Regime comunista chinês expande sua tomada de reféns de dissidentes chineses e chineses no exterior, para não-chineses de países ocidentais

11/02/2019 22:26 Atualizado: 11/02/2019 22:26

Por Peter Zhang

Com a retaliação de Pequim após a detenção da CFO da gigante de tecnologia da China, a Huawei, o regime chinês aumentou o uso da diplomacia de reféns.

Desde que Meng Wanzhou foi detida em Vancouver por violação das sanções dos Estados Unidos contra o Irã pela Huawei, Pequim prendeu três canadenses caucasianos, um deles um ex-diplomata canadense, Michael Kovrig.

Esse desenvolvimento significa uma virada acentuada da política anterior de Pequim de visar principalmente cidadãos canadenses de ascendência chinesa no intuito de usar reféns para promover seus interesses.

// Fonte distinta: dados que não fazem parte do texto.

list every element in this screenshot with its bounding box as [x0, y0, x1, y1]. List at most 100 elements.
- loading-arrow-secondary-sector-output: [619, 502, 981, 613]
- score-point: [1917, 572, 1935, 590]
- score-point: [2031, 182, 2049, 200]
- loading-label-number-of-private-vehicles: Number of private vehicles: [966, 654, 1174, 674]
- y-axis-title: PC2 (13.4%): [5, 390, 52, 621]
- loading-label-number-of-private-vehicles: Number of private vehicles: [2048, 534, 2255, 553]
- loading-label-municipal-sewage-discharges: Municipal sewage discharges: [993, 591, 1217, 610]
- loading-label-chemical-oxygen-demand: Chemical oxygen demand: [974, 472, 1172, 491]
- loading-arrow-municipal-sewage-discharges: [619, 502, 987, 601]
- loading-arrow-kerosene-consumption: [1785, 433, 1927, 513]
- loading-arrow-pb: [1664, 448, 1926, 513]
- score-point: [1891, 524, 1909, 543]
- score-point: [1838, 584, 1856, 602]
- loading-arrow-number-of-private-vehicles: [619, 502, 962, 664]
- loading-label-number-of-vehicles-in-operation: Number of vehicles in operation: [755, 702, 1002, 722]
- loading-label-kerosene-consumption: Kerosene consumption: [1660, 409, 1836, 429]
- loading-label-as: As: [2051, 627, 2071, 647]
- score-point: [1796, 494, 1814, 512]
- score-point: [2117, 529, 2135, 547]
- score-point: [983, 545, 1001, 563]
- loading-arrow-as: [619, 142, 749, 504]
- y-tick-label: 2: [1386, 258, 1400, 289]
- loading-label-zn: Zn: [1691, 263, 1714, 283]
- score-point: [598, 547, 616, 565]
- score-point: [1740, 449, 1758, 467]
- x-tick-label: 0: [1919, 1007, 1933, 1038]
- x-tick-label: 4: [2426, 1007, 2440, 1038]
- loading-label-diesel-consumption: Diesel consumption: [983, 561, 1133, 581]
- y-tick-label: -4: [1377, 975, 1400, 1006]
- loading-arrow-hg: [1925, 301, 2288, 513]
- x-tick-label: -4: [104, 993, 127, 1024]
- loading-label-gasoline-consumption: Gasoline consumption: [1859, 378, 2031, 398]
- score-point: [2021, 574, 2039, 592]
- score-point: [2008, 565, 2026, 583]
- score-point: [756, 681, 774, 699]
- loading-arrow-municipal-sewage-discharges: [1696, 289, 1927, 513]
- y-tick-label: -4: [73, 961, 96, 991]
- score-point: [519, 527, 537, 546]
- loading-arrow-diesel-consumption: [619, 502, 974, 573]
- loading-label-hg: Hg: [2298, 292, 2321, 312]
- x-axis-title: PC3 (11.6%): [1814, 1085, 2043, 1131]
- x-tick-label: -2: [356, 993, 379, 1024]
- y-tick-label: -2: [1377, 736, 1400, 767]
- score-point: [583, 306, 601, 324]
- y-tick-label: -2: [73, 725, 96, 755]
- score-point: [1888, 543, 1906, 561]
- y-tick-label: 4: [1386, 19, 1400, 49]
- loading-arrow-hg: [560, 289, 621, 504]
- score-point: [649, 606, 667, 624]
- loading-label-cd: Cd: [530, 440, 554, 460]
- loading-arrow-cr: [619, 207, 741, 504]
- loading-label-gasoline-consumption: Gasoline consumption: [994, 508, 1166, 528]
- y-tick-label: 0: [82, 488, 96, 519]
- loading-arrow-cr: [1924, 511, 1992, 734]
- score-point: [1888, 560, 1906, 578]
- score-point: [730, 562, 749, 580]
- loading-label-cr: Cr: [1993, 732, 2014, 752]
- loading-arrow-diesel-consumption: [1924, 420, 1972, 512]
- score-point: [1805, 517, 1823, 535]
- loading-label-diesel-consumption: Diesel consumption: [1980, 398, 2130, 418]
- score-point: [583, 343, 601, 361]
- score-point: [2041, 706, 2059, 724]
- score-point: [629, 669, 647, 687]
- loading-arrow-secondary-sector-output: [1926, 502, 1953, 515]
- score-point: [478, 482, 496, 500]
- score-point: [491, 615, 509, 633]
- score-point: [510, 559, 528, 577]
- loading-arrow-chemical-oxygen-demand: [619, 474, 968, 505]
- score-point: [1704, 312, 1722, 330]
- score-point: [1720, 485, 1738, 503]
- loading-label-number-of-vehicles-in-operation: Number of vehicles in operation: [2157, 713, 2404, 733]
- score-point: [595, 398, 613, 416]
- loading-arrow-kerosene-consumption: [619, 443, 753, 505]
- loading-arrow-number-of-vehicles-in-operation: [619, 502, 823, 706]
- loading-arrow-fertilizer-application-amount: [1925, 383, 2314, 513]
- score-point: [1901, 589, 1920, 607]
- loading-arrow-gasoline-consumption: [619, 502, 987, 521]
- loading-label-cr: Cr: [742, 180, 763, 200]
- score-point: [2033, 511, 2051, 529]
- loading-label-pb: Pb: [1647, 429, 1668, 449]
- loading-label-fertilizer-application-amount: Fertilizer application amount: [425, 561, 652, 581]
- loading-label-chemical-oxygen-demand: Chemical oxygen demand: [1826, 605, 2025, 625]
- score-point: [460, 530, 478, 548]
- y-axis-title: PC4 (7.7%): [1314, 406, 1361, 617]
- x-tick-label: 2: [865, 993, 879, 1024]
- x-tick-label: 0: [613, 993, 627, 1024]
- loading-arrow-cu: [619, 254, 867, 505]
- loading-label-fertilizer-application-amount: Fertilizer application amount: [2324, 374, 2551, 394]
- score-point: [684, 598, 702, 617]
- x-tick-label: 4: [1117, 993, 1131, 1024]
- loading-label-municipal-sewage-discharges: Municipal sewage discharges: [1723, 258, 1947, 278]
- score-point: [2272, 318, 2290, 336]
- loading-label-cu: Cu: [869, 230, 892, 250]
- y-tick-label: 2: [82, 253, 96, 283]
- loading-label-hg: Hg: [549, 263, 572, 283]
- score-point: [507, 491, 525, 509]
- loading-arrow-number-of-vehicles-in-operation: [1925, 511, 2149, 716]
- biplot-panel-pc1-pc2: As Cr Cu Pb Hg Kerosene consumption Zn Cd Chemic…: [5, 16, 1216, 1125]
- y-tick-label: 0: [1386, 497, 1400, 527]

De acordo com o relatório do Toronto Star “Os canadenses esquecidos detidos na China”, aproximadamente 200 cidadãos canadenses estão sob custódia da polícia ou foram sentenciados e presos na República Popular da China.

Embora a maioria desses casos não seja política, esses canadenses estão à mercê do sistema judicial chinês, onde a justiça dispensada não é nada parecida com os tribunais ocidentais. A vida na prisão também é especialmente severa, onde o abuso e a tortura são comuns.

Diplomacia de reféns com características chinesas

A diplomacia de reféns não é um truque novo do Partido Comunista Chinês (PCC). Nas últimas décadas, tem servido como moeda de barganha por Pequim na busca de favores políticos e econômicos dos países ocidentais.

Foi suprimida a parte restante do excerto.